Tropes that apply to this episode

  • Artificial Stupidity: Games "created" by Digital Homicide Studios are full of this trope, with in-game enemies having no other higher brain function than in Fredrik's words "attempting to fuse their model" with the player's.
  • Can't Take Criticism: The Romine Brothers are the first ever example of this trope in the whole series. They started a feud with Jim Sterling after the latter did a video lambasting Digital Homicide's game The Slaughtering Grounds and Robert Romine had a debate with him which was essentially him just attacking Jim and shouting at him. This eventually escalated to them later suing Sterling for ten million dollars.
  • The Cameo: The video sample of the "absurdist and strange experience" is a bewildered Vinny Vinesauce playing Le Fantabulous Game.
  • Early-Installment Weirdness: It's the very first episode, so it's to be expected.
    • Fredrik lacks his signature catchphrase, "but this would not last".
    • The video is only 16 minutes long, which is downright miniscule compared to later videos like Deep Blue and WingsOfRedemption (both of which are 2+ hours long).
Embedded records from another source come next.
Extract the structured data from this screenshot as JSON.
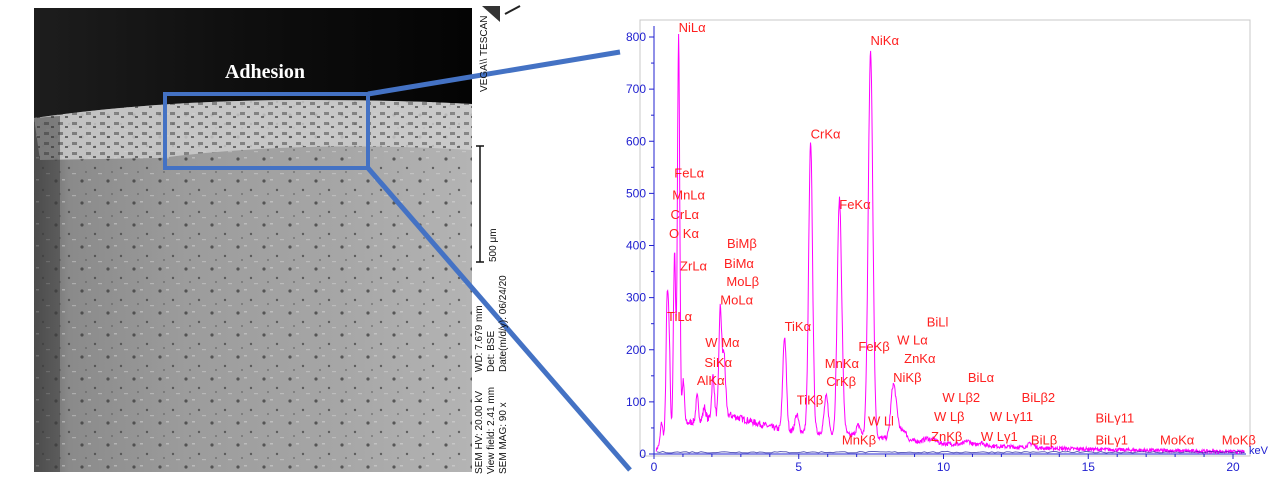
{
  "sem_panel": {
    "adhesion_label": "Adhesion",
    "logo_text": "VEGA\\\\ TESCAN",
    "scale_bar_label": "500 μm",
    "info_lines": [
      "SEM HV: 20.00 kV",
      "View field: 2.41 mm",
      "SEM MAG: 90 x"
    ],
    "info_lines_2": [
      "WD: 7.679 mm",
      "Det: BSE",
      "Date(m/d/y): 06/24/20"
    ]
  },
  "colors": {
    "highlight_box": "#4472c4",
    "spectrum_line": "#ff00ff",
    "peak_labels": "#ff2020",
    "axis": "#2020d0",
    "background_line": "#2020a0"
  },
  "chart_data": {
    "type": "line",
    "xlabel": "keV",
    "ylabel": "",
    "xlim": [
      0,
      20.5
    ],
    "ylim": [
      0,
      830
    ],
    "x_ticks": [
      0,
      5,
      10,
      15,
      20
    ],
    "y_ticks": [
      0,
      100,
      200,
      300,
      400,
      500,
      600,
      700,
      800
    ],
    "grid": false,
    "peaks": [
      {
        "keV": 0.26,
        "counts": 60
      },
      {
        "keV": 0.45,
        "counts": 270
      },
      {
        "keV": 0.52,
        "counts": 215
      },
      {
        "keV": 0.71,
        "counts": 390
      },
      {
        "keV": 0.85,
        "counts": 800
      },
      {
        "keV": 1.01,
        "counts": 140
      },
      {
        "keV": 1.49,
        "counts": 110
      },
      {
        "keV": 1.74,
        "counts": 90
      },
      {
        "keV": 2.04,
        "counts": 150
      },
      {
        "keV": 2.29,
        "counts": 280
      },
      {
        "keV": 2.42,
        "counts": 190
      },
      {
        "keV": 4.51,
        "counts": 225
      },
      {
        "keV": 4.93,
        "counts": 75
      },
      {
        "keV": 5.41,
        "counts": 595
      },
      {
        "keV": 5.95,
        "counts": 110
      },
      {
        "keV": 6.4,
        "counts": 460
      },
      {
        "keV": 6.49,
        "counts": 95
      },
      {
        "keV": 7.06,
        "counts": 55
      },
      {
        "keV": 7.48,
        "counts": 770
      },
      {
        "keV": 8.26,
        "counts": 125
      },
      {
        "keV": 8.4,
        "counts": 60
      },
      {
        "keV": 8.64,
        "counts": 45
      },
      {
        "keV": 9.42,
        "counts": 30
      },
      {
        "keV": 9.67,
        "counts": 28
      },
      {
        "keV": 10.84,
        "counts": 25
      },
      {
        "keV": 11.29,
        "counts": 22
      },
      {
        "keV": 13.02,
        "counts": 20
      }
    ],
    "continuum": [
      {
        "keV": 0.1,
        "counts": 10
      },
      {
        "keV": 0.4,
        "counts": 40
      },
      {
        "keV": 1.2,
        "counts": 60
      },
      {
        "keV": 2.6,
        "counts": 75
      },
      {
        "keV": 3.5,
        "counts": 60
      },
      {
        "keV": 4.5,
        "counts": 45
      },
      {
        "keV": 6.0,
        "counts": 40
      },
      {
        "keV": 8.0,
        "counts": 30
      },
      {
        "keV": 10.0,
        "counts": 20
      },
      {
        "keV": 13.0,
        "counts": 12
      },
      {
        "keV": 16.0,
        "counts": 8
      },
      {
        "keV": 20.5,
        "counts": 4
      }
    ],
    "peak_labels": [
      {
        "text": "NiLα",
        "keV": 0.85,
        "counts": 810
      },
      {
        "text": "FeLα",
        "keV": 0.7,
        "counts": 530
      },
      {
        "text": "MnLα",
        "keV": 0.63,
        "counts": 488
      },
      {
        "text": "CrLα",
        "keV": 0.57,
        "counts": 451
      },
      {
        "text": "O Kα",
        "keV": 0.52,
        "counts": 414
      },
      {
        "text": "ZrLα",
        "keV": 0.9,
        "counts": 352
      },
      {
        "text": "TiLα",
        "keV": 0.45,
        "counts": 255
      },
      {
        "text": "BiMβ",
        "keV": 2.52,
        "counts": 395
      },
      {
        "text": "BiMα",
        "keV": 2.42,
        "counts": 357
      },
      {
        "text": "MoLβ",
        "keV": 2.5,
        "counts": 322
      },
      {
        "text": "MoLα",
        "keV": 2.29,
        "counts": 287
      },
      {
        "text": "W Mα",
        "keV": 1.77,
        "counts": 205
      },
      {
        "text": "SiKα",
        "keV": 1.74,
        "counts": 167
      },
      {
        "text": "AlKα",
        "keV": 1.48,
        "counts": 132
      },
      {
        "text": "CrKα",
        "keV": 5.41,
        "counts": 605
      },
      {
        "text": "FeKα",
        "keV": 6.4,
        "counts": 470
      },
      {
        "text": "NiKα",
        "keV": 7.48,
        "counts": 785
      },
      {
        "text": "TiKα",
        "keV": 4.51,
        "counts": 236
      },
      {
        "text": "TiKβ",
        "keV": 4.93,
        "counts": 95
      },
      {
        "text": "MnKα",
        "keV": 5.9,
        "counts": 165
      },
      {
        "text": "CrKβ",
        "keV": 5.95,
        "counts": 130
      },
      {
        "text": "MnKβ",
        "keV": 6.49,
        "counts": 18
      },
      {
        "text": "FeKβ",
        "keV": 7.06,
        "counts": 198
      },
      {
        "text": "W Ll",
        "keV": 7.39,
        "counts": 55
      },
      {
        "text": "BiLl",
        "keV": 9.42,
        "counts": 245
      },
      {
        "text": "W Lα",
        "keV": 8.4,
        "counts": 210
      },
      {
        "text": "ZnKα",
        "keV": 8.64,
        "counts": 175
      },
      {
        "text": "NiKβ",
        "keV": 8.26,
        "counts": 138
      },
      {
        "text": "BiLα",
        "keV": 10.84,
        "counts": 138
      },
      {
        "text": "W Lβ2",
        "keV": 9.96,
        "counts": 100
      },
      {
        "text": "W Lβ",
        "keV": 9.67,
        "counts": 63
      },
      {
        "text": "ZnKβ",
        "keV": 9.57,
        "counts": 25
      },
      {
        "text": "W Lγ11",
        "keV": 11.6,
        "counts": 63
      },
      {
        "text": "W Lγ1",
        "keV": 11.29,
        "counts": 25
      },
      {
        "text": "BiLβ2",
        "keV": 12.7,
        "counts": 100
      },
      {
        "text": "BiLβ",
        "keV": 13.02,
        "counts": 18
      },
      {
        "text": "BiLγ11",
        "keV": 15.25,
        "counts": 60
      },
      {
        "text": "BiLγ1",
        "keV": 15.25,
        "counts": 18
      },
      {
        "text": "MoKα",
        "keV": 17.48,
        "counts": 18
      },
      {
        "text": "MoKβ",
        "keV": 19.61,
        "counts": 18
      }
    ]
  }
}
    • Fredrik makes his displeasure of the Romine Brothers somewhat clear (calling them "delusional" in the video description), while his later videos are 100% objective and unbiased.
  • A Fool for a Client: James Romine didn't hire a lawyer in his lawsuit against Jim Sterling, compiled his own evidence, and wrote his own documents for submittal to the court. It didn't do him any favors. Sterling averted this by getting their own legal counsel immediately after being served with the lawsuit.
  • Frivolous Lawsuit: The Romine brother's penchant for filing these over any slight perceived slight proved to be their career's undoing. They attempted to sue Jim Sterling for a negative review of one of their games, only for their lawsuit to get thrown out with prejudice. They also tried to sue over 100 Steam users for leaving negative reviews and comments of their games, which led to Valve permanently closing down their account and purging all their games due to blatant Anti-Consumerist behavior.
  • Rouge Angles of Satin: The Romine Brothers' responses to Jim Sterling are absolutely riddled with this. They seem to be unable to grasp the difference between "your" and "you're".
  • Shout-Out: He says that The Romine Brothers reacting to Jim Sterling's reaction to their reaction video to his review of their game "puts Christopher Nolan's Inception to shame".